Ik nam even pauze. Er waren feestjes, nieuwe ontmoetingen en mooie gesprekken. Toen schreef ik verder.

De afgelopen maanden heb ik nader kennis gemaakt met de ideeën van Friedrich Nietzsche, alsmede met de ideeën van enkele zenfilosofen en vertegenwoordigers van de zogenaamde Kyoto School. Een interpretatie van Nietzsche aan de hand van de ideeën van Nishitani Keiji, Nishida Kitaro en Abe Masao kan mijns inziens nieuwe inzichten verschaffen in diens werk, zoals ik in mijn paper heb proberen aan te tonen. Nietzsche wordt wel voorgesteld als een grote scepticus, die te vuur en te zwaard bestaande structuren en ideeën (met name religieuze) bestreed, een negatief mensbeeld gehad zou hebben en een pessimistisch nihilisme voorstond. Dit is een veel te eenzijdige weergave van zijn ideeën. Nietzsche probeerde inderdaad aan te tonen hoezeer de dominante christelijke religie en bijbehorende moraliteit de mensen gevangen hielden; gevangen in schuldgevoel, in angst, in morele dwangbuizen die hen ervan weerhielden toe te geven aan hun oprechte verlangens. Het christendom is een religieus en moreel systeem dat deze wereld, de wereld waarin wij leven, afwijst. God zegt nee tegen het materiële, het fysieke, het menselijke, dat zondig zou zijn; Hij is een tiran die ons gevangen houdt in een lege belofte van een niet-bestaande andere wereld, ons er daarmee van weerhoudend déze wereld en dít leven te omarmen. Het mooie en het goede worden geprojecteerd op een geconstrueerde andere wereld, in plaats van dat wij het mooie en het goede in het hier en nu ervaren. Nietzsche zag maar één oplossing: we moesten de nee-zeggende God doodmaken, om ons te kunnen bevrijden. We moesten erkennen dat er geen andere, metafysische wereld is, en dat ideeën over een dergelijke wereld voortkomen uit de fabeltjes van Plato en Paulus (Christus zei ja tegen deze wereld, hij omarmde haar - het was Paulus die het goede verbande naar de andere wereld, aldus Nietzsche). We moeten erkennen dat er geen absolute Waarheid is, maar louter relatieve waarheden en interpretaties. Er is dan ook geen absoluut goed en kwaad - morele geboden en verboden zijn louter menselijke constructies, en dat wat we 'slecht' noemen zijn in feite vaak bevrijdende handelingen en ideeën, die ingaan tegen bestaande conventies. Nietzsche's nihilistische project was, kortom, gericht op het vrijmaken van het individu van de ketenen van zijn traditie.

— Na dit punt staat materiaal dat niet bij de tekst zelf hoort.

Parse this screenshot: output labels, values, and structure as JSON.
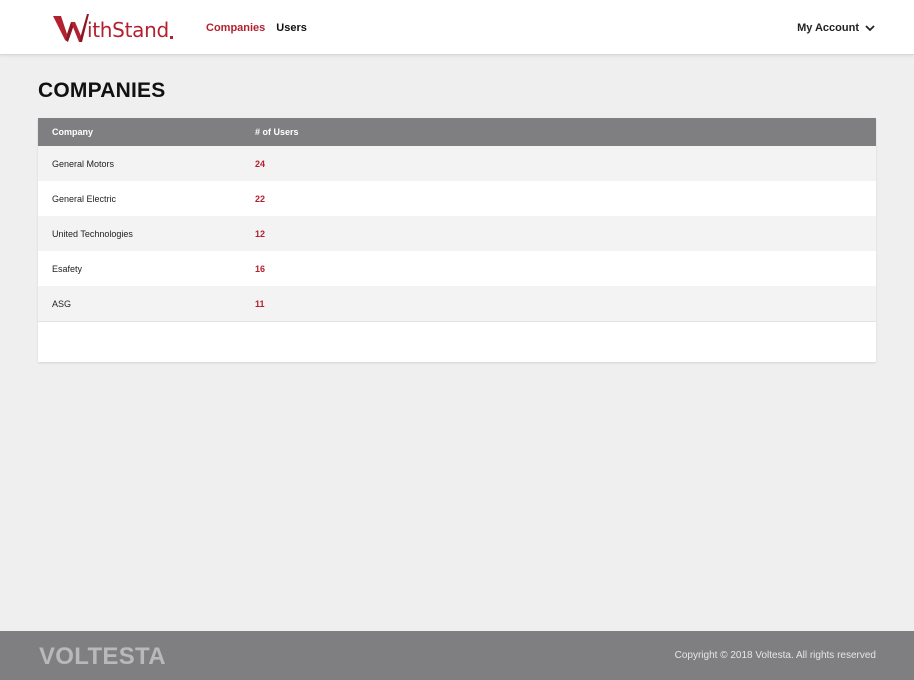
{
  "header": {
    "logo_text": "ithStand",
    "nav": [
      {
        "label": "Companies",
        "active": true
      },
      {
        "label": "Users",
        "active": false
      }
    ],
    "account_label": "My Account",
    "account_icon": "chevron-down-icon"
  },
  "page": {
    "title": "COMPANIES"
  },
  "table": {
    "columns": [
      "Company",
      "# of Users"
    ],
    "rows": [
      {
        "company": "General Motors",
        "users": "24"
      },
      {
        "company": "General Electric",
        "users": "22"
      },
      {
        "company": "United Technologies",
        "users": "12"
      },
      {
        "company": "Esafety",
        "users": "16"
      },
      {
        "company": "ASG",
        "users": "11"
      }
    ]
  },
  "footer": {
    "brand": "VOLTESTA",
    "copyright": "Copyright © 2018 Voltesta. All rights reserved"
  },
  "colors": {
    "accent": "#b32130",
    "header_bg": "#ffffff",
    "table_header_bg": "#7f7f81",
    "footer_bg": "#7f7f81",
    "page_bg": "#efefef"
  }
}
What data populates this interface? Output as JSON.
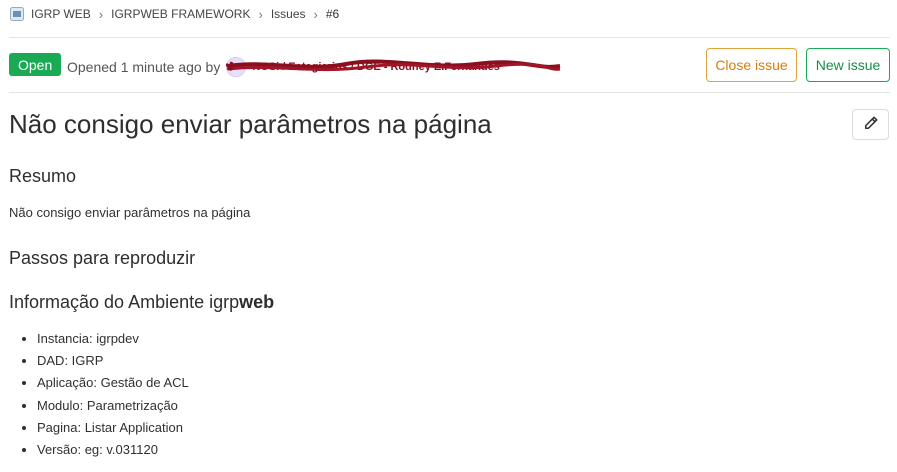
{
  "breadcrumb": {
    "group": "IGRP WEB",
    "project": "IGRPWEB FRAMEWORK",
    "section": "Issues",
    "issue": "#6"
  },
  "header": {
    "status": "Open",
    "opened_text": "Opened 1 minute ago by",
    "author": "NOSi / Estagiarios / DGE - Rodney E.Fernandes",
    "close_label": "Close issue",
    "new_label": "New issue"
  },
  "issue": {
    "title": "Não consigo enviar parâmetros na página",
    "sections": {
      "resumo": "Resumo",
      "resumo_text": "Não consigo enviar parâmetros na página",
      "passos": "Passos para reproduzir",
      "ambiente_prefix": "Informação do Ambiente igrp",
      "ambiente_bold": "web"
    },
    "env": [
      "Instancia: igrpdev",
      "DAD: IGRP",
      "Aplicação: Gestão de ACL",
      "Modulo: Parametrização",
      "Pagina: Listar Application",
      "Versão: eg: v.031120"
    ]
  },
  "icons": {
    "edit": "pencil-icon",
    "project": "project-avatar-icon"
  },
  "colors": {
    "open": "#1aaa55",
    "close_border": "#e1a33b",
    "new_border": "#1aaa55"
  }
}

Maar wat dan? Wat houden we over wanneer we alles wat waarde heeft afbreken, wanneer we alle betekenissen in twijfel trekken en niets meer is wat het lijkt? Het antwoord is: niets, helemaal niets. Immers, wanneer we Nietzsche's project consequent doorvoeren, dan moeten we concluderen dat zelfs de ervaring van het zelf, het subject dat tegenover het object geplaatst is, radicaal ten twijfel getrokken moet worden. Ook het zelf is namelijk een product van zijn traditie, van dogmatiek, van morele beperkingen. Misschien is 'wie ben ik' wel een zinloze vraag, daar het veronderstelt dat er een 'ik' is. Dit brengt ons bij zenfilosofie. Nishitani en Abe spreken van de fase van de volkomen ontkenning, waarin men zich realiseert dat de wereld zoals wij die meestal ervaren een illusie (een constructie) is, het product van een kunstmatig onderscheid tussen subject en object, tussen A en B. Ook het zelf wordt in deze fase losgelaten. Nietzsche vergelijkt deze nihilistische fase met een reis door de woestijn. Alles is leeg, omdat de realisatie is gekomen dat niets is wat het lijkt, zelfs het zelf niet.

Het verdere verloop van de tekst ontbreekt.